Они проводили вместе уйму времени, ходили в походы весной и летом, катались на лыжах и коньках зимой. Ник иногда приглашал их домой, и девчонки нянчились с маленькой Ингой, пока парни бренчали на гитаре и слушали его байки о студенчестве. А раз в полгода они всем классом ездили куда-нибудь на поезде или автобусе.

Стоит ли говорить, что для большинства ребят их класса английский был любимым предметом, а Ник — лучшим учителем.

Но никто не был так привязан к своему классному руководителю, как Андрей Кравцов. Он старался подражать ему во всем от произношения до походки, в восьмом классе начал слушать Крематорий и Наутилус, читать Шекли, Муркока и Кинга. Даже часы носил на правой руке, совсем как его кумир.

Наверное, и переводчиком Андрей решил стать по той же причине, вопреки желанию отца, видевшего его юристом. Когда на выпускном он сообщил о своем решении Нику, тот широко улыбнулся и крепко обнял юношу. Андрей почувствовал, что стоит на верном пути.

Пять лет в университете были незабываемы.

Андрей с головой погрузился в мир филологии. Добрую половину свободного времени он проводил в библиотеке за чтением зарубежной литературы от Гомера до наших дней. Выбор между литературоведением и лингвистикой был очевиден — ни одной лишней минуты Андрей не хотел потратить на изучение фонем, семем или, прости Господи, гиперсем. Его умом и воображением владели слова, идеи и сюжеты мертвых писателей.

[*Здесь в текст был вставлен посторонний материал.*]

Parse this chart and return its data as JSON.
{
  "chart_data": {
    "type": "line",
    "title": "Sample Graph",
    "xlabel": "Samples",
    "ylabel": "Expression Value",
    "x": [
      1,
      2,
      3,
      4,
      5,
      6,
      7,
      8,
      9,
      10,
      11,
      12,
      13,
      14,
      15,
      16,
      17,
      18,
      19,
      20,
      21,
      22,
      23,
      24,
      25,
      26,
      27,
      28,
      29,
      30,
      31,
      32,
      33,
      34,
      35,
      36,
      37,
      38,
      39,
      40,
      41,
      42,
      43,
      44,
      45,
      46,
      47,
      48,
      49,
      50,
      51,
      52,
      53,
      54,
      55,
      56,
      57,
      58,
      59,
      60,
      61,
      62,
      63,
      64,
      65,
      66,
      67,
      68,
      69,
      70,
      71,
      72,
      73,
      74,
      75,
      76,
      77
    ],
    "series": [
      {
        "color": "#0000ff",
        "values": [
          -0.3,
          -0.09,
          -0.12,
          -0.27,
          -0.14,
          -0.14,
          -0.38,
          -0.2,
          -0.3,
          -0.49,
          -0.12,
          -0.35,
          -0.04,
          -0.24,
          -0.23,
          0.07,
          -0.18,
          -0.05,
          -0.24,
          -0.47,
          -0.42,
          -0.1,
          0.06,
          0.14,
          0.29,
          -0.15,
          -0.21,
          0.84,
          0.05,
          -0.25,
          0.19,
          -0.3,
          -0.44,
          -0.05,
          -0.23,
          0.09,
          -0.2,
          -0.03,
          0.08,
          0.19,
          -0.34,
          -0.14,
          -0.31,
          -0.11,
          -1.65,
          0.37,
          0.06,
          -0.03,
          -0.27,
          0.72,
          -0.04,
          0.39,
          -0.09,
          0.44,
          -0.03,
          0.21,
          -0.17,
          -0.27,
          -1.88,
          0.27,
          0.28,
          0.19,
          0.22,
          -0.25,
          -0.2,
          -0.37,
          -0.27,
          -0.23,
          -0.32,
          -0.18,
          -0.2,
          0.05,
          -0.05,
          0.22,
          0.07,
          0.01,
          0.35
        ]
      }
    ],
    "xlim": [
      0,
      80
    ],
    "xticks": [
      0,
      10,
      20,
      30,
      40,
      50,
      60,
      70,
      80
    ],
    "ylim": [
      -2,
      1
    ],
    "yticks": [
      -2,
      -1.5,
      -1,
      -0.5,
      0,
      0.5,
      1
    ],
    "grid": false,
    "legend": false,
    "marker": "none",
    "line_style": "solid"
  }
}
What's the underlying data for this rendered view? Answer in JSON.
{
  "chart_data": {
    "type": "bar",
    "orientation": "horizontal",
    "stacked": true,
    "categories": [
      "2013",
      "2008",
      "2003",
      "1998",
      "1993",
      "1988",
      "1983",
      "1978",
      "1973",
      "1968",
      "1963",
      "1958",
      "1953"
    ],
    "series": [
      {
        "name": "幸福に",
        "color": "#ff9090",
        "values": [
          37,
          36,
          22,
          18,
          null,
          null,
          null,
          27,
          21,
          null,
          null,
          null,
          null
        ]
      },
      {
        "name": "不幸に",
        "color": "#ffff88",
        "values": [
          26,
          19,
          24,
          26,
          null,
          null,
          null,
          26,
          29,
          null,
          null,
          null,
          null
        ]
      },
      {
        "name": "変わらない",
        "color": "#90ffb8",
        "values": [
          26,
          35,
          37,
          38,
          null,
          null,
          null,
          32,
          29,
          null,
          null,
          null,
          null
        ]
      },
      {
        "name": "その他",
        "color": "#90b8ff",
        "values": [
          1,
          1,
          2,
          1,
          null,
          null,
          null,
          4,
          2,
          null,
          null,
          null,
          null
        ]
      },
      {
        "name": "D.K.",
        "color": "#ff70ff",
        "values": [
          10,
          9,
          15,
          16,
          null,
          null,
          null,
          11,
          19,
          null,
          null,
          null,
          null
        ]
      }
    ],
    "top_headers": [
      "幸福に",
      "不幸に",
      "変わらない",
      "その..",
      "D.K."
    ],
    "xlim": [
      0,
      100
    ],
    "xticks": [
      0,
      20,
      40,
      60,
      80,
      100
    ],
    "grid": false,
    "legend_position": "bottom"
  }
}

И в этом он тоже видел глубинный смысл — ведь с детства он любил чтение сильнее еды.

Уже на первом курсе Андрей открыл в себе склонность к творчеству. Началось все с небольших шуточных стишков, лимериков, на английском. Затем были написаны несколько творческих эссе и курсовых, впечатливших преподавателей своей неординарностью и блестящим слогом.

«Уверена, что еще услышу о Вас», — сказала Андрею на втором курсе завкафедрой русской филологии, забирая себе ксерокопию его курсовой по творчеству Леонида Андреева.

Андрей не задумывался всерьез о карьере писателя, но ему всегда была интересна природа вдохновения. Проходя отработку в подвале университетской библиотеки сразу после зачисления в вуз, он разгребал завалы старых книг и наткнулся в одной из них на иллюстрацию, взбудоражившую его воображение. На пожелтевшей странице был изображен человек в старомодной одежде, в задумчивости сидящий за письменным столом с пером в руке. А над его левым плечом склонился демон, что-то шепчущий ему на ухо.

Этот образ прочно запечатлелся в памяти Андрея, постоянно возвращая его к вопросам: «Что есть творчество? Откуда приходят все эти фантастические и безумные идеи? Как может человек сам творить миры, которые никогда прежде не существовали? Или же здесь, в самом деле, замешаны высшие силы?». Он надеялся понять это за пять лет учебы в универе.

Сейчас, через десять лет после получения диплома, живя в Екатеринбурге и работая в гимназии, Андрей все еще не знал ответа.

Но он не забыл вопрос.

В том, что он стал учителем, Андрей тоже видел некий высший замысел. Почти все его однокурсницы и единственный однокурсник (да, филфак был девичьим царством) мечтали стать переводчиками. В итоге, больше половины его группы сейчас работало преподавателями. В вузах, на языковых курсах или, как он, в школе.

Собственно, в Екатеринбург из Поволжья он перебрался именно в поисках работы своей мечты. Но переводчики в столице Урала большим спросом не пользовались, и Андрей очень скоро оказался в школе.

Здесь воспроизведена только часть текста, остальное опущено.